Não. A maioria das vagas de Engenheiro de IA e ML no Brasil pede graduação em áreas técnicas (Computação, Engenharia, Estatística, Matemática) e experiência prática com modelos em produção, não título de doutorado. PhD ajuda em posições de pesquisa (Research Scientist), mas para engenharia o que pontua no ATS e na entrevista é comprovar deploy, MLOps e resultado de modelo. Se você tem pós ou PhD, cite. Se não tem, foque em projetos aplicados.
Um profissional júnior consegue passar no ATS para vagas de IA e ML?
Sim, desde que o currículo comprove as keywords que a vaga pede em nível honesto. Júnior costuma ter Python, scikit-learn, PyTorch ou TensorFlow e algum projeto de feature engineering. O erro comum é listar dezenas de tecnologias sem contexto. Inclua o que você sustenta num teste técnico, mostre um projeto ponta a ponta (dados, treino, avaliação e, de preferência, um deploy simples com Docker) e use o nível real, como conhecimento intermediário. Um projeto bem descrito vale mais que uma lista inflada.

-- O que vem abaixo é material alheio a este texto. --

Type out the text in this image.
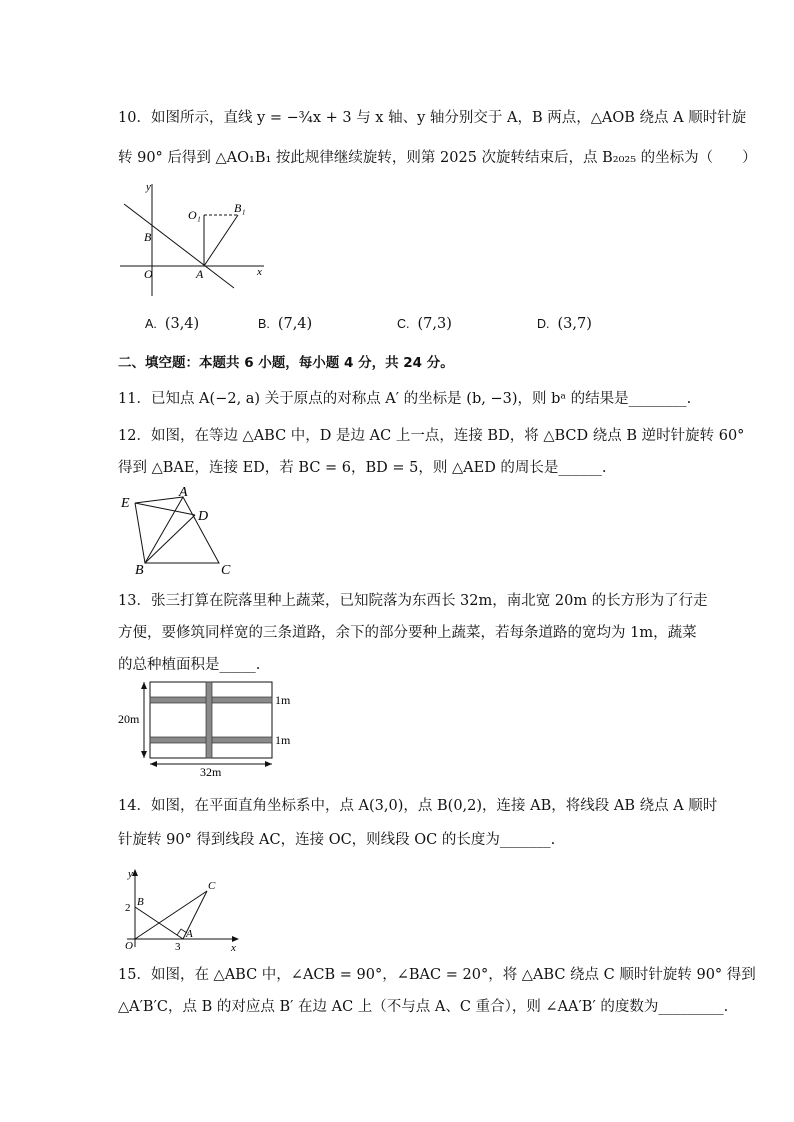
10．如图所示，直线 y = −¾x + 3 与 x 轴、y 轴分别交于 A，B 两点，△AOB 绕点 A 顺时针旋
转 90° 后得到 △AO₁B₁ 按此规律继续旋转，则第 2025 次旋转结束后，点 B₂₀₂₅ 的坐标为（　　）
y
x
O	A
B
O₁	B₁
A. (3,4)	B. (7,4)	C. (7,3)	D. (3,7)
二、填空题：本题共 6 小题，每小题 4 分，共 24 分。
11．已知点 A(−2, a) 关于原点的对称点 A′ 的坐标是 (b, −3)，则 bᵃ 的结果是________.
12．如图，在等边 △ABC 中，D 是边 AC 上一点，连接 BD，将 △BCD 绕点 B 逆时针旋转 60°
得到 △BAE，连接 ED，若 BC = 6，BD = 5，则 △AED 的周长是______.
E
A
D
B	C
13．张三打算在院落里种上蔬菜，已知院落为东西长 32m，南北宽 20m 的长方形为了行走
方便，要修筑同样宽的三条道路，余下的部分要种上蔬菜，若每条道路的宽均为 1m，蔬菜
的总种植面积是_____.
20m
32m
1m
1m
14．如图，在平面直角坐标系中，点 A(3,0)，点 B(0,2)，连接 AB，将线段 AB 绕点 A 顺时
针旋转 90° 得到线段 AC，连接 OC，则线段 OC 的长度为_______.
y
x
O
B
A
C
2
3
15．如图，在 △ABC 中，∠ACB = 90°，∠BAC = 20°，将 △ABC 绕点 C 顺时针旋转 90° 得到
△A′B′C，点 B 的对应点 B′ 在边 AC 上（不与点 A、C 重合），则 ∠AA′B′ 的度数为_________.
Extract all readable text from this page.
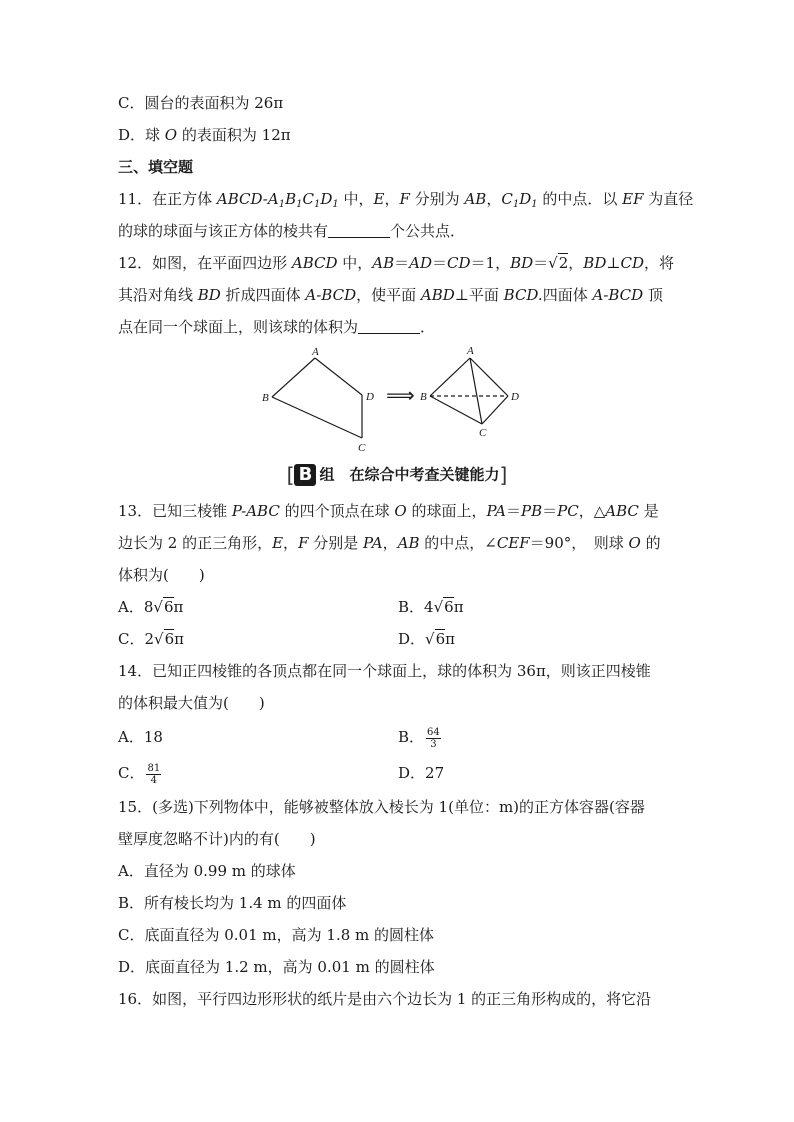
C．圆台的表面积为 26π
D．球 O 的表面积为 12π
三、填空题
11．在正方体 ABCD-$A_1B_1C_1D_1$ 中，E，F 分别为 AB，$C_1D_1$ 的中点．以 EF 为直径
的球的球面与该正方体的棱共有	个公共点．
12．如图，在平面四边形 ABCD 中，AB＝AD＝CD＝1，BD＝√2，BD⊥CD，将
其沿对角线 BD 折成四面体 A-BCD，使平面 ABD⊥平面 BCD.四面体 A-BCD 顶
点在同一个球面上，则该球的体积为	．
A
B	D
C
A
B	D
C
⟹
[ B 组　在综合中考查关键能力]
13．已知三棱锥 P-ABC 的四个顶点在球 O 的球面上，PA＝PB＝PC，△ABC 是
边长为 2 的正三角形，E，F 分别是 PA，AB 的中点，∠CEF＝90°，　则球 O 的
体积为(　　)
A．8√6π	B．4√6π
C．2√6π	D．√6π
14．已知正四棱锥的各顶点都在同一个球面上，球的体积为 36π，则该正四棱锥
的体积最大值为(　　)
A．18	B． $\frac{64}{3}$
C． $\frac{81}{4}$	D．27
15．(多选)下列物体中，能够被整体放入棱长为 1(单位：m)的正方体容器(容器
壁厚度忽略不计)内的有(　　)
A．直径为 0.99 m 的球体
B．所有棱长均为 1.4 m 的四面体
C．底面直径为 0.01 m，高为 1.8 m 的圆柱体
D．底面直径为 1.2 m，高为 0.01 m 的圆柱体
16．如图，平行四边形形状的纸片是由六个边长为 1 的正三角形构成的，将它沿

Vale a pena citar LLMs, LangChain e IA generativa no currículo?
Sim, quando você realmente construiu algo com elas. LLMs, LangChain, RAG e fine-tuning estão entre os termos mais buscados em vagas de IA em 2026, e o ATS pontua quem os cita. Mas cite com contexto real: qual modelo usou, qual problema resolveu e qual resultado obteve. Escrever apenas "LangChain" na lista de skills sem nenhum projeto associado passa no filtro, porém expõe a lacuna na entrevista técnica. A régua é simples: só entra o que você defende ao vivo.
Devo colocar Docker, Kubernetes e CI/CD mesmo sendo focado em modelagem?
Sim, se você já usou de verdade. Nos dados do Auditor ATS, as maiores lacunas em perfis técnicos são justamente CI/CD, Docker, Kubernetes e Microservices, ou seja, o lado de engenharia que o candidato de IA costuma esquecer de comprovar. Vagas de Engenheiro de ML querem quem leva modelo para produção, não só quem treina no notebook. Se você containerizou um modelo com Docker ou montou um pipeline de deploy, deixe isso explícito no currículo. É frequentemente o que decide entre dois candidatos igualmente bons em modelagem.